Great. Thank you. And backing up just a little bit, when you were talking about one of the factors being geographical rural area, if you had a patient come in and say, “Hey, I just read about this trial, but I live really far away from an academic center, a center that is running this trial,” do most clinical trials require a patient to live close to that center if they want to access a trial, or can they just check in occasionally? How do those typically work?

Dr. Ronald Chen:

I think that patients who live far away from a major cancer center can still find ways to participate in clinical trials because not all clinical trials require a patient to live close by. I’ll give an example.

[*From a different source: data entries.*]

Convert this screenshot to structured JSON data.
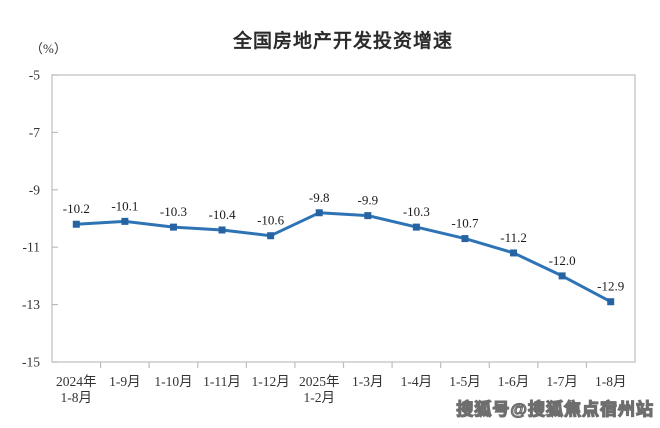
{
  "page": {
    "title": "全国房地产开发投资增速",
    "unit_label": "（%）",
    "watermark": "搜狐号@搜狐焦点宿州站"
  },
  "colors": {
    "line": "#2E74B5",
    "marker": "#2663A3",
    "axis": "#bdbdbd",
    "tick_text": "#333333",
    "label_text": "#1a1a1a"
  },
  "chart_data": {
    "type": "line",
    "title": "全国房地产开发投资增速",
    "xlabel": "",
    "ylabel": "（%）",
    "ylim": [
      -15,
      -5
    ],
    "yticks": [
      -5,
      -7,
      -9,
      -11,
      -13,
      -15
    ],
    "grid": false,
    "legend": "none",
    "marker": "square",
    "categories": [
      [
        "2024年",
        "1-8月"
      ],
      [
        "1-9月"
      ],
      [
        "1-10月"
      ],
      [
        "1-11月"
      ],
      [
        "1-12月"
      ],
      [
        "2025年",
        "1-2月"
      ],
      [
        "1-3月"
      ],
      [
        "1-4月"
      ],
      [
        "1-5月"
      ],
      [
        "1-6月"
      ],
      [
        "1-7月"
      ],
      [
        "1-8月"
      ]
    ],
    "values": [
      -10.2,
      -10.1,
      -10.3,
      -10.4,
      -10.6,
      -9.8,
      -9.9,
      -10.3,
      -10.7,
      -11.2,
      -12.0,
      -12.9
    ],
    "data_labels": [
      "-10.2",
      "-10.1",
      "-10.3",
      "-10.4",
      "-10.6",
      "-9.8",
      "-9.9",
      "-10.3",
      "-10.7",
      "-11.2",
      "-12.0",
      "-12.9"
    ]
  }
}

I work at the University of Kansas Cancer Center, and we offer a lot of clinical trials. We understand that Kansas is a rural state, and we have a lot of places in Kansas where patients don’t live close to where we are in Kansas City. So what we have done at the University of Kansas Cancer Center, is actually, we have partnered with a lot of the smaller cancer programs around the state, so then we can all offer the same clinical trials. Even though, even trials that we offer at University of Kansas in Kansas City, through our partnership with smaller cancer centers around the state, patients can actually enroll in clinical trials and be treated closer to home on the same trial.

So I think that really increases access. But that’s only possible if a patient has heard about that opportunity and are able to then seek that out. But the network has been set up in our state, and some other cancer centers around the country have similar networks to try to increase that access.

I think the other thing to say is that there are many clinical trials for advanced prostate cancer using chemotherapy and more increasingly, oral pills to treat cancer. And you can absolutely have the opportunity of signing up for a trial, and if that includes a new treatment that’s an oral pill, maybe you only have to go for a visit every few months for a check-up, but you can take that prescription and the pill at home without having to have frequent visits. And I think that also makes a clinical trial participation feasible for a lot of patients.

So I really do think that, I think we’ve made a lot of improvements in clinical trial access over the past few years. I actually think the COVID pandemic has forced us to think about how to do this, and I think we’re doing a better job than we were five years ago. And so, I think even for patients who live in rural areas, clinical trial participation is possible in a lot of situations.